QUEBEC — The Coalition Avenir Quebec government is set to invoke closure for a fourth time in eight months as it looks to pass an education bill that would spell the end of school boards across the province.
The proposed legislation, expected to pass early Saturday thanks to a Coalition majority at the national assembly, keeps with a Legault government promise to abolish school boards in favour of so-called service centres.
The bill will also do away with French school board elections, although English boards will be allowed to keep their elections in part after.
Opposition parties were critical of the Legault government’s plan to push through the reforms through closure — which will cut short the discussion and force a vote on the legislation, known as Bill 40.

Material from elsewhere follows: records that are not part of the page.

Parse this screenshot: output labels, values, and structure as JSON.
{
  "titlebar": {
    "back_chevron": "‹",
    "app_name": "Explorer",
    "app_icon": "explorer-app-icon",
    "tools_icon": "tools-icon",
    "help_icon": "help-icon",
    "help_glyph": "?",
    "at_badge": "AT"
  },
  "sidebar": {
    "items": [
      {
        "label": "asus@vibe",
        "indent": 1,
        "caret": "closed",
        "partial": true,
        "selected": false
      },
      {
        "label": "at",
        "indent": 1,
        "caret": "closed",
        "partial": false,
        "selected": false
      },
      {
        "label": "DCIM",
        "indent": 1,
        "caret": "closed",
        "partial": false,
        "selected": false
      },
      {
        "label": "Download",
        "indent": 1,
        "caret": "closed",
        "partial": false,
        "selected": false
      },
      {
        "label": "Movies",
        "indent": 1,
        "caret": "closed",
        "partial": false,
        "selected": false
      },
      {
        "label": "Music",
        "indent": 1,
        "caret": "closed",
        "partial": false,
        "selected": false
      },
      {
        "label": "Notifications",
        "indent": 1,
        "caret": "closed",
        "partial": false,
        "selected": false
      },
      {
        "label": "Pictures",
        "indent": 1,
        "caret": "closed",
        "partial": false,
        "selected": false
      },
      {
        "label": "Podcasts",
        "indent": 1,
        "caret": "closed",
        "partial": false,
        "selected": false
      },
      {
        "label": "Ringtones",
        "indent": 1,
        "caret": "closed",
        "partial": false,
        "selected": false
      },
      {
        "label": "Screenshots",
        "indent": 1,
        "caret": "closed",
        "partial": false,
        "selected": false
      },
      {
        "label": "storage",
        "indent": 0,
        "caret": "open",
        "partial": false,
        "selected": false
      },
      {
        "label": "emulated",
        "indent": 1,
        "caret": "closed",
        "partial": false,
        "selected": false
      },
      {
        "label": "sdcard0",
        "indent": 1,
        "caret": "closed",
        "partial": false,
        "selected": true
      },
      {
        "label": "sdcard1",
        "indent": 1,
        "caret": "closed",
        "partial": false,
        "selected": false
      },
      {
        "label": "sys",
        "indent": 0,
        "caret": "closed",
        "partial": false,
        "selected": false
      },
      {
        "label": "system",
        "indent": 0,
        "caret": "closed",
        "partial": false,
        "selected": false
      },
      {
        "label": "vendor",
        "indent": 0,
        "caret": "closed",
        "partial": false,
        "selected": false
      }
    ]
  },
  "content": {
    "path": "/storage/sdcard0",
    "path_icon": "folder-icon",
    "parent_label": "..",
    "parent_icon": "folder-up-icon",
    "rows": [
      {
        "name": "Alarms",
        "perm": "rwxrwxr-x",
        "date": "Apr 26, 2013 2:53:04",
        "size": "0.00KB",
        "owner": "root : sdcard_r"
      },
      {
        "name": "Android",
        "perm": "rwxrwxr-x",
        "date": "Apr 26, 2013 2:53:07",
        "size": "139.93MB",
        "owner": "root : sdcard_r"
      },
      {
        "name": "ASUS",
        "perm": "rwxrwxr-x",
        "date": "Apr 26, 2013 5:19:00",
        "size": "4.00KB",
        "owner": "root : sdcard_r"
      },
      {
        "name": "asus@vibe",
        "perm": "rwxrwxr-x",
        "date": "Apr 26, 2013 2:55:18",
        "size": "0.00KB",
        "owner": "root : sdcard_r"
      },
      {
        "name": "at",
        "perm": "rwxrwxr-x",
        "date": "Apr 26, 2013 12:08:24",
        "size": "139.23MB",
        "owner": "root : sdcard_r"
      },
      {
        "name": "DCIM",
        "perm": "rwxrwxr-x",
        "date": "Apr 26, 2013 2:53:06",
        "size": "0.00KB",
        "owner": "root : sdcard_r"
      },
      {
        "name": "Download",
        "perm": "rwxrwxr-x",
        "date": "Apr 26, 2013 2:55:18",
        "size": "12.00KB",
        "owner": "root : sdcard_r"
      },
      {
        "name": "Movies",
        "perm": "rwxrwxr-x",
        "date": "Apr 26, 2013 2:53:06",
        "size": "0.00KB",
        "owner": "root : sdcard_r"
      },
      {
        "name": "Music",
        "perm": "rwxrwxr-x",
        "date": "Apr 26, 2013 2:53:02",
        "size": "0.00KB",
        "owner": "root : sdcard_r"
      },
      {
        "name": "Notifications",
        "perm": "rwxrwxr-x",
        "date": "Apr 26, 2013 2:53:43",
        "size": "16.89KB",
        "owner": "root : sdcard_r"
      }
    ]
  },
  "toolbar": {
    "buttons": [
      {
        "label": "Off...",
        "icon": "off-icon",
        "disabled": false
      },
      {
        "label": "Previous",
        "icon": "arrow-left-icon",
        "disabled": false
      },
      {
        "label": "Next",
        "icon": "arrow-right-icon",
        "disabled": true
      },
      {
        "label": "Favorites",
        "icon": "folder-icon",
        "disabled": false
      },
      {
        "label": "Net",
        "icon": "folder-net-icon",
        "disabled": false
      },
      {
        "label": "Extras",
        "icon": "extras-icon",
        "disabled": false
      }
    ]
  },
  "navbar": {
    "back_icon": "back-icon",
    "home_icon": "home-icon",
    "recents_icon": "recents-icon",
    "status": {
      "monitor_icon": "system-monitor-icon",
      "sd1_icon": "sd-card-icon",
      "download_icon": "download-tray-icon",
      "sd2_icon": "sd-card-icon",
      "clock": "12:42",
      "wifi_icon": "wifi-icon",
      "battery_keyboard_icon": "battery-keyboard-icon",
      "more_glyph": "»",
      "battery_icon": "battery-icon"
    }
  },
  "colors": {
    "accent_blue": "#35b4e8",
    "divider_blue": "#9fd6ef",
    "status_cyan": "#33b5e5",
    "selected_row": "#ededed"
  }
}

But Premier Francois Legault has blamed the opposition for the decision to invoke closure, saying they’re needlessly extending the debate and obstructing the process.
Opposition parties have countered that the Legault government is heavy-handed in its rush to pass bills at full speed, cutting short the debates that often serve to improve them.
Opposition parties called on the Speaker of the national assembly to stop the government from invoking closure on Friday, but Francois Paradis ruled his hands were tied, saying it was part of procedures in place and up to lawmakers to change those procedures.
Closure is often used to pass legislation at the end of a session, but in this case the legislature had only resumed sitting on Tuesday.
Legault has been claiming for months that his ministers spend too many hours in a parliamentary committee to defend their bills.
Introduced last October and having undergone nearly 70 hours of detailed study at committee, the government decided this week that Bill 40 had been through enough scrutiny.
The text of the proposed law contains some 300 articles, and more than 160 pages of amendments were tabled by Education Minister Jean-Francois Roberge this week.
Roberge has said eliminating boards will mean $40 million more to inject into schools over time — which will mean better support staff and other investments.
The bill would also expand the education minister’s powers to set targets for the new service centres as well as change other aspects of the education system.
The province’s proposed reforms have their share of opponents, including teachers’ unions and school board associations, which have threatened legal action.